There have also been attempts to use the term “root cause”, which is defined as an initiating cause of either a condition or a causal chain that leads to an outcome or effect of interest to the incident. Root causes are related to root cause analysis, where the analyst keeps stepping back in time until the failure path shows the event that initiated the failure.
The problem with root cause analysis is that a failure can have many branches and depending on which branch you follow, you end up at a different root cause. Moreover, for each branch one can ask where the root cause actually is. From an extreme point of view it can be argued that lust is the universal root cause. Without lust there are no humans and if a failure is not an “Act of God” (this is an actual term applied in failure, especially in maritime), lust results in the birth of humans, and therefore it is the cause of all human failure. This is just an example, but it is quite easy to pick any root cause for any failure, and one can argue against any root cause by picking another nearly random root cause, which then, in turn, can be replaced by another root cause and results in a random number of root causes and a basically pointless analysis. Even worse, there are many failure analysts who identify root causes that are not actually causal. In other words, their root causes might appear to have something to do with the incident, but were not involved in the actual cause of the incident.
So as a failure engineer, is cause analysis pointless? Strangely, from an engineering point of view, cause analysis is much more straightforward. (Although it may still be very complex, and that is not a contradiction.)
Engineers are not tasked with being involved in the blame game. Instead they are much more strongly involved in the prevention game. In prevention, an engineer can juggle hundreds of possible causes, but will evaluate each cause on an efficiency level. As such, if there are many contributing causes or causal factors (an even more neutral term), an engineer engages in a nuanced analysis and will try to ferret out the most efficient solutions that prevent the accident and can then refocus on that as a useful cause of the incident. Sometimes (but not very often) that can mean that some type of signage was necessary, sometimes that can mean that a physical redesign is required, and sometimes it involves training.
Once the more efficient prevention approaches have been identified, one may ask: Did these prevention approaches already exist? And did they fail? If the prevention approach did not exist before the failure, one can actually say it was an accident and no blame should be assigned, no matter how much the public screams for it. If prior prevention approaches existed, but they failed, one can call it an accident waiting to happen and it serves to dig a little deeper to see how the prevention approach failed and some level of blame may exist.
Inherent in all of this are two important observations:
Accidents can happen, but make sure you are not part of an accident waiting to happen.
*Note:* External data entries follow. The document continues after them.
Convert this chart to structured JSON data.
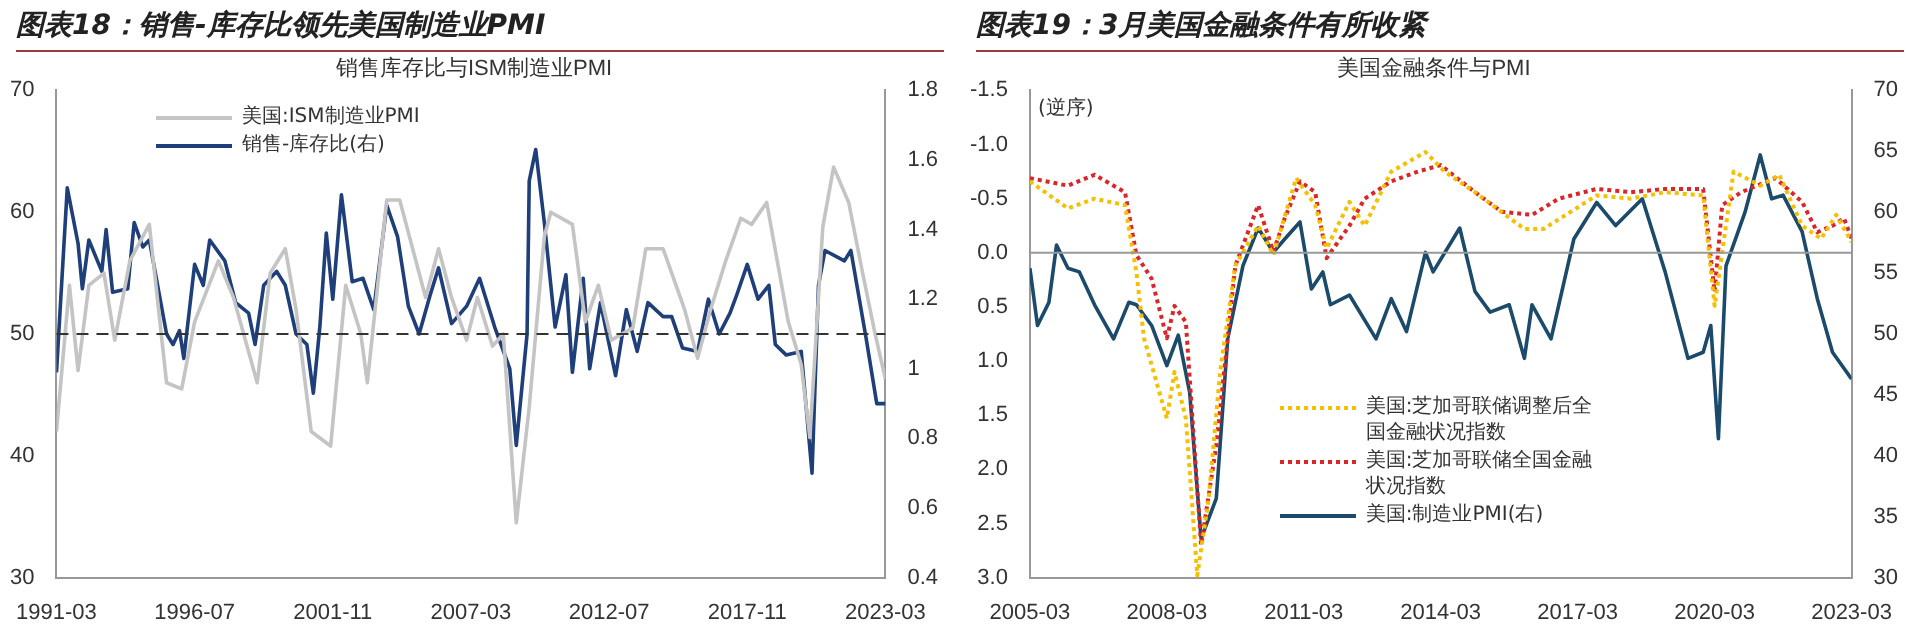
{
  "chart_data": [
    {
      "type": "line",
      "title": "图表18：销售-库存比领先美国制造业PMI",
      "subtitle": "销售库存比与ISM制造业PMI",
      "xlim": [
        "1991-03",
        "2023-03"
      ],
      "xticks": [
        "1991-03",
        "1996-07",
        "2001-11",
        "2007-03",
        "2012-07",
        "2017-11",
        "2023-03"
      ],
      "ylim": [
        30,
        70
      ],
      "yticks": [
        30,
        40,
        50,
        60,
        70
      ],
      "y2lim": [
        0.4,
        1.8
      ],
      "y2ticks": [
        0.4,
        0.6,
        0.8,
        1,
        1.2,
        1.4,
        1.6,
        1.8
      ],
      "grid": false,
      "legend": "top left",
      "marker": "none",
      "ref_lines": [
        {
          "axis": "y",
          "value": 50,
          "color": "#333333",
          "line_style": "dashed"
        }
      ],
      "series": [
        {
          "name": "美国:ISM制造业PMI",
          "color": "#c4c4c4",
          "line_style": "solid",
          "x": [
            "1991-03",
            "1991-09",
            "1992-01",
            "1992-06",
            "1993-01",
            "1993-06",
            "1994-01",
            "1994-10",
            "1995-06",
            "1996-01",
            "1996-07",
            "1997-06",
            "1998-01",
            "1998-12",
            "1999-06",
            "2000-01",
            "2000-06",
            "2001-01",
            "2001-10",
            "2002-05",
            "2002-12",
            "2003-03",
            "2003-12",
            "2004-06",
            "2005-06",
            "2005-12",
            "2006-06",
            "2007-01",
            "2007-06",
            "2008-01",
            "2008-06",
            "2008-12",
            "2009-06",
            "2010-01",
            "2010-04",
            "2011-02",
            "2011-08",
            "2012-02",
            "2012-08",
            "2013-06",
            "2013-12",
            "2014-08",
            "2015-06",
            "2015-12",
            "2016-06",
            "2017-01",
            "2017-08",
            "2018-01",
            "2018-08",
            "2019-06",
            "2019-12",
            "2020-04",
            "2020-10",
            "2021-03",
            "2021-10",
            "2022-04",
            "2022-10",
            "2023-03"
          ],
          "values": [
            42,
            54,
            47,
            54,
            55,
            49.5,
            56,
            59,
            46,
            45.5,
            51,
            56,
            53,
            46,
            55,
            57,
            52,
            42,
            40.8,
            54,
            50,
            46,
            61,
            61,
            53,
            57,
            53,
            49.5,
            53,
            49,
            50,
            34.5,
            44,
            58,
            60,
            59,
            51,
            54,
            49.5,
            50.5,
            57,
            57,
            52,
            48,
            52,
            56,
            59.5,
            59,
            60.8,
            51,
            47.5,
            41.5,
            58.8,
            63.7,
            60.8,
            55.4,
            50.2,
            46.3
          ]
        },
        {
          "name": "销售-库存比(右)",
          "color": "#1f3f7a",
          "axis": "y2",
          "line_style": "solid",
          "x": [
            "1991-03",
            "1991-08",
            "1992-01",
            "1992-03",
            "1992-06",
            "1992-12",
            "1993-02",
            "1993-05",
            "1993-12",
            "1994-03",
            "1994-07",
            "1994-10",
            "1995-06",
            "1995-09",
            "1995-12",
            "1996-02",
            "1996-07",
            "1996-11",
            "1997-02",
            "1997-09",
            "1998-02",
            "1998-08",
            "1998-11",
            "1999-03",
            "1999-09",
            "2000-01",
            "2000-06",
            "2000-11",
            "2001-02",
            "2001-05",
            "2001-08",
            "2001-11",
            "2002-03",
            "2002-08",
            "2003-01",
            "2003-06",
            "2003-12",
            "2004-05",
            "2004-10",
            "2005-03",
            "2005-08",
            "2005-12",
            "2006-06",
            "2007-01",
            "2007-07",
            "2008-02",
            "2008-09",
            "2008-12",
            "2009-05",
            "2009-06",
            "2009-09",
            "2010-01",
            "2010-06",
            "2010-11",
            "2011-02",
            "2011-07",
            "2011-10",
            "2012-03",
            "2012-10",
            "2013-03",
            "2013-08",
            "2014-01",
            "2014-08",
            "2014-12",
            "2015-05",
            "2015-12",
            "2016-05",
            "2016-10",
            "2017-03",
            "2017-06",
            "2017-11",
            "2018-04",
            "2018-09",
            "2018-12",
            "2019-05",
            "2019-12",
            "2020-05",
            "2020-08",
            "2020-11",
            "2021-08",
            "2021-11",
            "2022-06",
            "2022-11",
            "2023-03"
          ],
          "values": [
            0.99,
            1.52,
            1.36,
            1.23,
            1.37,
            1.28,
            1.4,
            1.22,
            1.23,
            1.42,
            1.35,
            1.37,
            1.1,
            1.07,
            1.11,
            1.03,
            1.3,
            1.24,
            1.37,
            1.31,
            1.19,
            1.16,
            1.07,
            1.24,
            1.28,
            1.24,
            1.1,
            1.07,
            0.93,
            1.12,
            1.39,
            1.2,
            1.5,
            1.25,
            1.26,
            1.17,
            1.47,
            1.38,
            1.18,
            1.1,
            1.21,
            1.29,
            1.13,
            1.18,
            1.26,
            1.12,
            1,
            0.78,
            1.1,
            1.54,
            1.63,
            1.42,
            1.12,
            1.27,
            0.99,
            1.26,
            1,
            1.19,
            0.98,
            1.17,
            1.05,
            1.19,
            1.15,
            1.15,
            1.06,
            1.05,
            1.2,
            1.1,
            1.16,
            1.21,
            1.3,
            1.2,
            1.24,
            1.07,
            1.04,
            1.05,
            0.7,
            1.24,
            1.34,
            1.31,
            1.34,
            1.09,
            0.9,
            0.9
          ]
        }
      ]
    },
    {
      "type": "line",
      "title": "图表19：3月美国金融条件有所收紧",
      "subtitle": "美国金融条件与PMI",
      "annotations": [
        "(逆序)"
      ],
      "xlim": [
        "2005-03",
        "2023-03"
      ],
      "xticks": [
        "2005-03",
        "2008-03",
        "2011-03",
        "2014-03",
        "2017-03",
        "2020-03",
        "2023-03"
      ],
      "ylim": [
        3.0,
        -1.5
      ],
      "yticks": [
        {
          "value": -1.5,
          "label": "-1.5"
        },
        {
          "value": -1,
          "label": "-1.0"
        },
        {
          "value": -0.5,
          "label": "-0.5"
        },
        {
          "value": 0,
          "label": "0.0"
        },
        {
          "value": 0.5,
          "label": "0.5"
        },
        {
          "value": 1,
          "label": "1.0"
        },
        {
          "value": 1.5,
          "label": "1.5"
        },
        {
          "value": 2,
          "label": "2.0"
        },
        {
          "value": 2.5,
          "label": "2.5"
        },
        {
          "value": 3,
          "label": "3.0"
        }
      ],
      "y2lim": [
        30,
        70
      ],
      "y2ticks": [
        30,
        35,
        40,
        45,
        50,
        55,
        60,
        65,
        70
      ],
      "grid": false,
      "legend": "bottom",
      "marker": "none",
      "ref_lines": [
        {
          "axis": "y",
          "value": 0,
          "color": "#999999",
          "line_style": "solid"
        }
      ],
      "series": [
        {
          "name": "美国:芝加哥联储调整后全国金融状况指数",
          "color": "#f5c000",
          "line_style": "dotted",
          "x": [
            "2005-03",
            "2006-01",
            "2006-08",
            "2007-04",
            "2007-07",
            "2007-09",
            "2007-12",
            "2008-03",
            "2008-05",
            "2008-08",
            "2008-11",
            "2009-02",
            "2009-05",
            "2009-09",
            "2010-03",
            "2010-07",
            "2011-01",
            "2011-06",
            "2011-09",
            "2012-03",
            "2012-07",
            "2013-02",
            "2013-11",
            "2014-04",
            "2014-12",
            "2016-01",
            "2016-06",
            "2017-08",
            "2018-05",
            "2019-02",
            "2019-12",
            "2020-03",
            "2020-08",
            "2021-03",
            "2021-08",
            "2022-02",
            "2022-07",
            "2022-11",
            "2023-03"
          ],
          "values": [
            -0.66,
            -0.41,
            -0.5,
            -0.44,
            0.18,
            0.79,
            1.16,
            1.53,
            1.1,
            1.53,
            2.98,
            2.27,
            1.1,
            0.12,
            -0.25,
            0.02,
            -0.69,
            -0.44,
            -0.04,
            -0.47,
            -0.25,
            -0.75,
            -0.93,
            -0.75,
            -0.56,
            -0.22,
            -0.22,
            -0.53,
            -0.5,
            -0.56,
            -0.53,
            0.49,
            -0.75,
            -0.62,
            -0.72,
            -0.25,
            -0.13,
            -0.35,
            -0.1
          ]
        },
        {
          "name": "美国:芝加哥联储全国金融状况指数",
          "color": "#d9262b",
          "line_style": "dotted",
          "x": [
            "2005-03",
            "2006-01",
            "2006-08",
            "2007-04",
            "2007-07",
            "2007-11",
            "2008-03",
            "2008-05",
            "2008-08",
            "2008-12",
            "2009-04",
            "2009-09",
            "2010-03",
            "2010-07",
            "2010-10",
            "2011-02",
            "2011-06",
            "2011-09",
            "2012-03",
            "2012-07",
            "2013-02",
            "2013-09",
            "2014-03",
            "2014-12",
            "2015-07",
            "2016-03",
            "2016-10",
            "2017-08",
            "2018-05",
            "2019-02",
            "2019-12",
            "2020-03",
            "2020-05",
            "2020-10",
            "2021-07",
            "2022-02",
            "2022-06",
            "2022-10",
            "2023-01",
            "2023-03"
          ],
          "values": [
            -0.69,
            -0.62,
            -0.72,
            -0.56,
            0.02,
            0.24,
            0.79,
            0.49,
            0.64,
            2.7,
            1.78,
            0.12,
            -0.44,
            -0.01,
            -0.32,
            -0.66,
            -0.56,
            0.05,
            -0.25,
            -0.5,
            -0.66,
            -0.75,
            -0.81,
            -0.56,
            -0.38,
            -0.35,
            -0.5,
            -0.59,
            -0.56,
            -0.59,
            -0.59,
            0.36,
            -0.44,
            -0.56,
            -0.69,
            -0.47,
            -0.19,
            -0.25,
            -0.32,
            -0.13
          ]
        },
        {
          "name": "美国:制造业PMI(右)",
          "color": "#1b4a6b",
          "axis": "y2",
          "line_style": "solid",
          "x": [
            "2005-03",
            "2005-05",
            "2005-08",
            "2005-10",
            "2006-01",
            "2006-04",
            "2006-08",
            "2007-01",
            "2007-05",
            "2007-07",
            "2007-11",
            "2008-03",
            "2008-06",
            "2008-09",
            "2008-12",
            "2009-04",
            "2009-07",
            "2009-11",
            "2010-03",
            "2010-07",
            "2010-10",
            "2011-02",
            "2011-05",
            "2011-08",
            "2011-10",
            "2012-03",
            "2012-10",
            "2013-02",
            "2013-06",
            "2013-11",
            "2014-01",
            "2014-08",
            "2014-12",
            "2015-04",
            "2015-09",
            "2016-01",
            "2016-03",
            "2016-08",
            "2017-02",
            "2017-08",
            "2018-01",
            "2018-08",
            "2019-02",
            "2019-08",
            "2019-12",
            "2020-02",
            "2020-04",
            "2020-06",
            "2020-11",
            "2021-03",
            "2021-06",
            "2021-09",
            "2022-02",
            "2022-06",
            "2022-10",
            "2023-03"
          ],
          "values": [
            55.4,
            50.7,
            52.6,
            57.3,
            55.4,
            55.1,
            52.4,
            49.6,
            52.6,
            52.4,
            50.7,
            47.4,
            49.9,
            45.2,
            33.2,
            36.5,
            49.6,
            55.6,
            58.7,
            56.7,
            57.8,
            59.2,
            53.7,
            55.1,
            52.4,
            53.2,
            49.6,
            52.9,
            50.2,
            56.7,
            55.1,
            58.7,
            53.5,
            51.8,
            52.4,
            48,
            52.4,
            49.6,
            57.8,
            60.8,
            58.9,
            61.1,
            55.1,
            48,
            48.5,
            50.7,
            41.4,
            55.6,
            60,
            64.7,
            61.1,
            61.4,
            58.4,
            52.9,
            48.5,
            46.3
          ]
        }
      ]
    }
  ]
}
That means that if you see, or do, something that could reasonably result in harm to others, pay attention and make a reasonable effort to reduce that harm.
As an engineer, stay away from using the terms “root cause” and “proximate cause”, those terms are laden with poorly defined baggage. Instead, look for causal factors, engage in prevention analysis, and provide a nuanced discussion on prevention of the accident rather than assignment of blame.